The Tonlé Sap is the biggest freshwater lake in Southeast Asia and is one of the world’s most varied and productive ecosystems. The lake’s size, length and water volume varies considerably over the course of a year from an area of around 2500 km2 and a length of 160 km at the end of the dry season in late April to an area of up to 16000 km2 and a length of 250 km at the Mekong maximum and the peak of the southwest monsoon in September and early October. The attached Tonlé Sap River is 120 km long and connects the lake to the Mekong River.
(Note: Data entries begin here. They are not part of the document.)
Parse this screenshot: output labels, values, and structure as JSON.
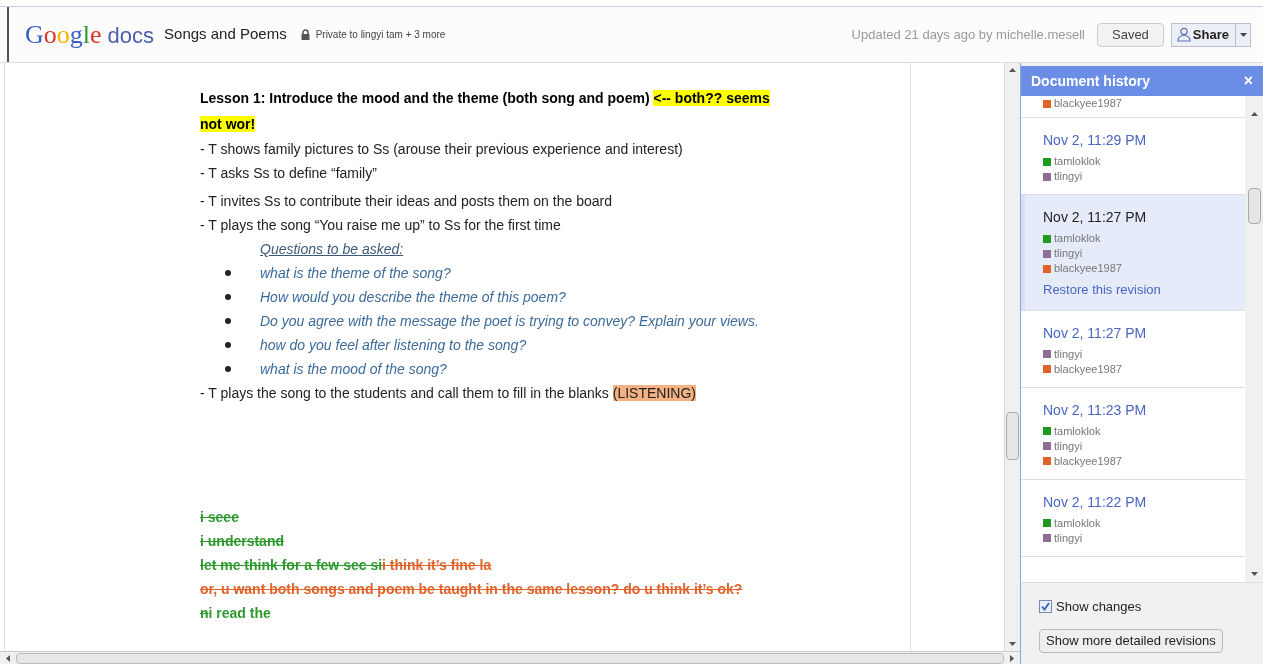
{
  "header": {
    "logo": {
      "brand": "Google",
      "product": "docs"
    },
    "title": "Songs and Poems",
    "privacy": "Private to lingyi tam + 3 more",
    "updated": "Updated 21 days ago by michelle.mesell",
    "saved_button": "Saved",
    "share_button": "Share"
  },
  "document": {
    "lines": [
      {
        "kind": "heading",
        "runs": [
          {
            "text": "Lesson 1: Introduce the mood and the theme (both song and poem) "
          },
          {
            "text": "<-- both?? seems not wor!",
            "kind": "highlight",
            "color": "#ffff00"
          }
        ]
      },
      {
        "kind": "plain",
        "runs": [
          {
            "text": "- T shows family pictures to Ss (arouse their previous experience and interest)"
          }
        ]
      },
      {
        "kind": "plain",
        "runs": [
          {
            "text": "- T asks Ss to define “family”"
          }
        ]
      },
      {
        "kind": "plain",
        "runs": [
          {
            "text": "- T invites Ss to contribute their ideas and posts them on the board"
          }
        ]
      },
      {
        "kind": "plain",
        "runs": [
          {
            "text": "- T plays the song “You raise me up” to Ss for the first time"
          }
        ]
      },
      {
        "kind": "subheading",
        "runs": [
          {
            "text": "Questions to be asked:"
          }
        ]
      },
      {
        "kind": "bullet",
        "runs": [
          {
            "text": "what is the theme of the song?"
          }
        ]
      },
      {
        "kind": "bullet",
        "runs": [
          {
            "text": "How would you describe the theme of this poem?"
          }
        ]
      },
      {
        "kind": "bullet",
        "runs": [
          {
            "text": " Do you agree with the message the poet is trying to convey? Explain your views."
          }
        ]
      },
      {
        "kind": "bullet",
        "runs": [
          {
            "text": "how do you feel after listening to the song?"
          }
        ]
      },
      {
        "kind": "bullet",
        "runs": [
          {
            "text": "what is the mood of the song?"
          }
        ]
      },
      {
        "kind": "plain",
        "runs": [
          {
            "text": "- T plays the song to the students and call them to fill in the blanks "
          },
          {
            "text": "(LISTENING)",
            "kind": "highlight",
            "color": "#f4b183"
          }
        ]
      },
      {
        "kind": "change",
        "runs": [
          {
            "text": "i seee",
            "color": "#2e9a2e",
            "strike": true
          }
        ]
      },
      {
        "kind": "change",
        "runs": [
          {
            "text": "i understand",
            "color": "#2e9a2e",
            "strike": true
          }
        ]
      },
      {
        "kind": "change",
        "runs": [
          {
            "text": "let me think for a few sec si",
            "color": "#2e9a2e",
            "strike": true
          },
          {
            "text": "i think it’s fine la",
            "color": "#e0632a",
            "strike": true
          }
        ]
      },
      {
        "kind": "change",
        "runs": [
          {
            "text": "or, u want both songs and poem be taught in the same lesson? do u think it’s ok?",
            "color": "#e0632a",
            "strike": true
          }
        ]
      },
      {
        "kind": "change",
        "runs": [
          {
            "text": "n",
            "color": "#2e9a2e",
            "strike": true
          },
          {
            "text": "i read the",
            "color": "#2e9a2e",
            "strike": false
          }
        ]
      }
    ]
  },
  "history": {
    "title": "Document history",
    "close": "×",
    "entries": [
      {
        "authors": [
          {
            "name": "blackyee1987",
            "color": "#e0632a"
          }
        ],
        "selected": false
      },
      {
        "time": "Nov 2, 11:29 PM",
        "selected": false,
        "authors": [
          {
            "name": "tamloklok",
            "color": "#1e9a1e"
          },
          {
            "name": "tlingyi",
            "color": "#8e6e96"
          }
        ]
      },
      {
        "time": "Nov 2, 11:27 PM",
        "selected": true,
        "authors": [
          {
            "name": "tamloklok",
            "color": "#1e9a1e"
          },
          {
            "name": "tlingyi",
            "color": "#8e6e96"
          },
          {
            "name": "blackyee1987",
            "color": "#e0632a"
          }
        ],
        "restore": "Restore this revision"
      },
      {
        "time": "Nov 2, 11:27 PM",
        "selected": false,
        "authors": [
          {
            "name": "tlingyi",
            "color": "#8e6e96"
          },
          {
            "name": "blackyee1987",
            "color": "#e0632a"
          }
        ]
      },
      {
        "time": "Nov 2, 11:23 PM",
        "selected": false,
        "authors": [
          {
            "name": "tamloklok",
            "color": "#1e9a1e"
          },
          {
            "name": "tlingyi",
            "color": "#8e6e96"
          },
          {
            "name": "blackyee1987",
            "color": "#e0632a"
          }
        ]
      },
      {
        "time": "Nov 2, 11:22 PM",
        "selected": false,
        "authors": [
          {
            "name": "tamloklok",
            "color": "#1e9a1e"
          },
          {
            "name": "tlingyi",
            "color": "#8e6e96"
          }
        ]
      }
    ],
    "show_changes": {
      "label": "Show changes",
      "checked": true
    },
    "detail_button": "Show more detailed revisions"
  }
}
I had booked the boat tour at my hostel. I might have found a cheaper option in town, but I couldn’t bother looking around for hours and the price of $24 was still okish. In a hotel you would pay a lot more. There was also an option to go to Siam Reap by bus from Battambang. That was a lot cheaper and also shorter. Especially at this time of the year since due to the low water level the boat couldn’t go very fast. The bus took 3-4 hours, the boat up to 8-9 hours. But the journey is the reward! The transfer to the boat was included. I got picked up by a tucktuck which got me to an already overloaded pick up and that got us to the boat. The boat was packed with 18 tourists, our luggage, a lot of parcels, bags, sacks and stuff that had to be delivered to one of the many floating villages and a few locals catching a ride to their village. We had one stop on the way to use a toilet and get some snacks.
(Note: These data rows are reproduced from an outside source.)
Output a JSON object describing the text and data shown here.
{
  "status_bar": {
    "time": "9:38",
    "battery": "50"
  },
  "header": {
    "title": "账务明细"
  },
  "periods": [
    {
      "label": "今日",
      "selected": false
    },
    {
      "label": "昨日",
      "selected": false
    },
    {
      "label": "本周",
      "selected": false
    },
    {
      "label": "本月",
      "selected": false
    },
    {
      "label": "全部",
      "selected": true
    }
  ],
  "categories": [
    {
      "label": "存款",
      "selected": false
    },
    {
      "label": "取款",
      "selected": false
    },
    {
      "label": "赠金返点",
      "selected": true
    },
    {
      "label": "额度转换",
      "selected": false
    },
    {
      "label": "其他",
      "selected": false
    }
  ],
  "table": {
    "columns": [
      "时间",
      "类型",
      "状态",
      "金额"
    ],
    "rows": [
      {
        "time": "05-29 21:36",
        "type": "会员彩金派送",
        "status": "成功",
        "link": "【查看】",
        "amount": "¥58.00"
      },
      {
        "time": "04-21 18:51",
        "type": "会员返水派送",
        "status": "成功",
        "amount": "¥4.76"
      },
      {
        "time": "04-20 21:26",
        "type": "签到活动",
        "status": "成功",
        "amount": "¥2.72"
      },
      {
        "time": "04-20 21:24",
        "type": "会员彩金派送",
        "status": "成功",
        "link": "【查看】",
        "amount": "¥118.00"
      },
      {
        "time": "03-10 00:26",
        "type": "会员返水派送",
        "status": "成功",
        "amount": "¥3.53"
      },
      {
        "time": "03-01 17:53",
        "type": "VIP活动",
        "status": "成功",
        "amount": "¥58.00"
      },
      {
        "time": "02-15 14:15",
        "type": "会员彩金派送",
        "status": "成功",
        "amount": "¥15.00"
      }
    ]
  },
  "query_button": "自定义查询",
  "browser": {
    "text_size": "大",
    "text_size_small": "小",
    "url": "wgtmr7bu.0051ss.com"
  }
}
Otherwise we were driving through only stopping on the river to deliver things, take locals on board or letting them off.
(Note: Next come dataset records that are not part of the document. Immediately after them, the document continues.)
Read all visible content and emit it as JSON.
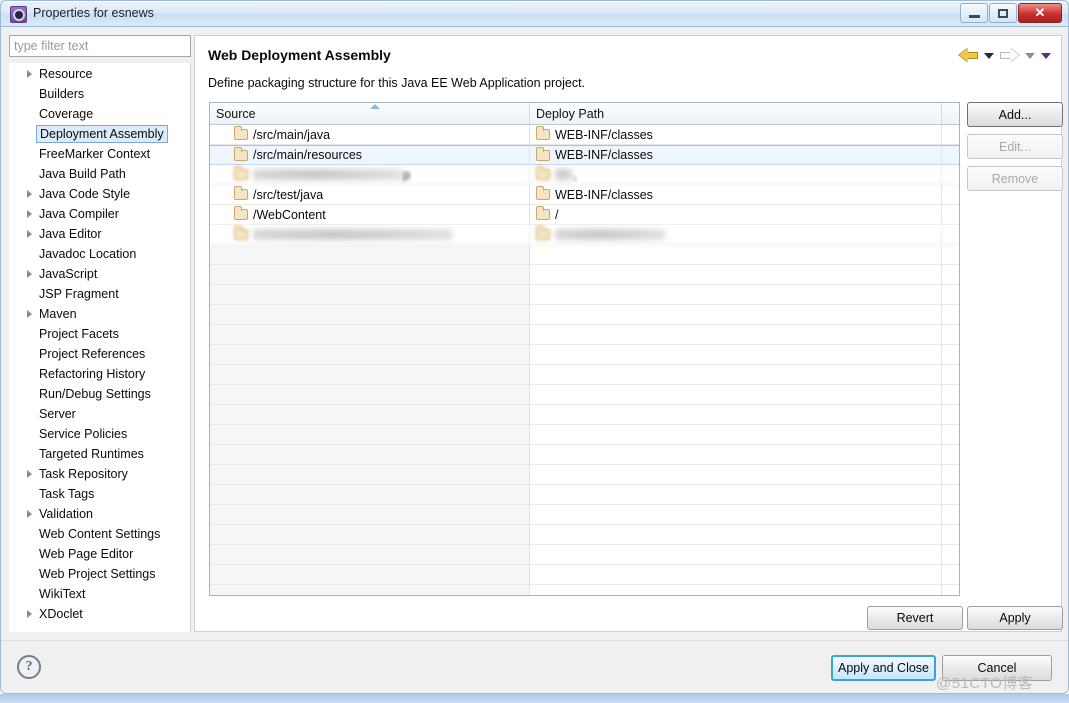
{
  "window": {
    "title": "Properties for esnews",
    "icon": "gear-icon",
    "minimize_label": "",
    "maximize_label": "",
    "close_label": "✕"
  },
  "filter": {
    "placeholder": "type filter text",
    "value": ""
  },
  "sidebar": {
    "items": [
      {
        "label": "Resource",
        "expandable": true,
        "selected": false
      },
      {
        "label": "Builders",
        "expandable": false,
        "selected": false
      },
      {
        "label": "Coverage",
        "expandable": false,
        "selected": false
      },
      {
        "label": "Deployment Assembly",
        "expandable": false,
        "selected": true
      },
      {
        "label": "FreeMarker Context",
        "expandable": false,
        "selected": false
      },
      {
        "label": "Java Build Path",
        "expandable": false,
        "selected": false
      },
      {
        "label": "Java Code Style",
        "expandable": true,
        "selected": false
      },
      {
        "label": "Java Compiler",
        "expandable": true,
        "selected": false
      },
      {
        "label": "Java Editor",
        "expandable": true,
        "selected": false
      },
      {
        "label": "Javadoc Location",
        "expandable": false,
        "selected": false
      },
      {
        "label": "JavaScript",
        "expandable": true,
        "selected": false
      },
      {
        "label": "JSP Fragment",
        "expandable": false,
        "selected": false
      },
      {
        "label": "Maven",
        "expandable": true,
        "selected": false
      },
      {
        "label": "Project Facets",
        "expandable": false,
        "selected": false
      },
      {
        "label": "Project References",
        "expandable": false,
        "selected": false
      },
      {
        "label": "Refactoring History",
        "expandable": false,
        "selected": false
      },
      {
        "label": "Run/Debug Settings",
        "expandable": false,
        "selected": false
      },
      {
        "label": "Server",
        "expandable": false,
        "selected": false
      },
      {
        "label": "Service Policies",
        "expandable": false,
        "selected": false
      },
      {
        "label": "Targeted Runtimes",
        "expandable": false,
        "selected": false
      },
      {
        "label": "Task Repository",
        "expandable": true,
        "selected": false
      },
      {
        "label": "Task Tags",
        "expandable": false,
        "selected": false
      },
      {
        "label": "Validation",
        "expandable": true,
        "selected": false
      },
      {
        "label": "Web Content Settings",
        "expandable": false,
        "selected": false
      },
      {
        "label": "Web Page Editor",
        "expandable": false,
        "selected": false
      },
      {
        "label": "Web Project Settings",
        "expandable": false,
        "selected": false
      },
      {
        "label": "WikiText",
        "expandable": false,
        "selected": false
      },
      {
        "label": "XDoclet",
        "expandable": true,
        "selected": false
      }
    ]
  },
  "content": {
    "title": "Web Deployment Assembly",
    "description": "Define packaging structure for this Java EE Web Application project.",
    "nav": {
      "back_icon": "back-arrow-icon",
      "back_caret_icon": "chevron-down-icon",
      "forward_icon": "forward-arrow-icon",
      "forward_caret_icon": "chevron-down-icon",
      "menu_caret_icon": "chevron-down-icon"
    }
  },
  "table": {
    "columns": [
      "Source",
      "Deploy Path",
      ""
    ],
    "sort_column": "Source",
    "sort_direction": "ascending",
    "rows": [
      {
        "source": "/src/main/java",
        "deploy": "WEB-INF/classes",
        "selected": false,
        "redacted": false
      },
      {
        "source": "/src/main/resources",
        "deploy": "WEB-INF/classes",
        "selected": true,
        "redacted": false
      },
      {
        "source": "p",
        "deploy": ",",
        "selected": false,
        "redacted": true
      },
      {
        "source": "/src/test/java",
        "deploy": "WEB-INF/classes",
        "selected": false,
        "redacted": false
      },
      {
        "source": "/WebContent",
        "deploy": "/",
        "selected": false,
        "redacted": false
      },
      {
        "source": "",
        "deploy": "",
        "selected": false,
        "redacted": true
      }
    ],
    "empty_row_count": 22
  },
  "buttons": {
    "add": "Add...",
    "edit": "Edit...",
    "remove": "Remove",
    "revert": "Revert",
    "apply": "Apply",
    "apply_and_close": "Apply and Close",
    "cancel": "Cancel"
  },
  "footer": {
    "help_icon": "question-mark-icon",
    "help_glyph": "?"
  },
  "watermark": "@51CTO博客"
}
In total we had 7 hours, so quite good for this time of the year (end of March). The end point of the boat tour was unfortunately about 15 km outside of Siam Reap. So we had to take another expensive tuktuk to get to town. In my opinion it is absolutely worth it to take the longer and more expensive option and go by boat. It is not the most comfortable trip, but you get to see a lot. It is beautiful and very interesting to see how people live on and next to the river and how their whole life is all focused on the water. I would do it again!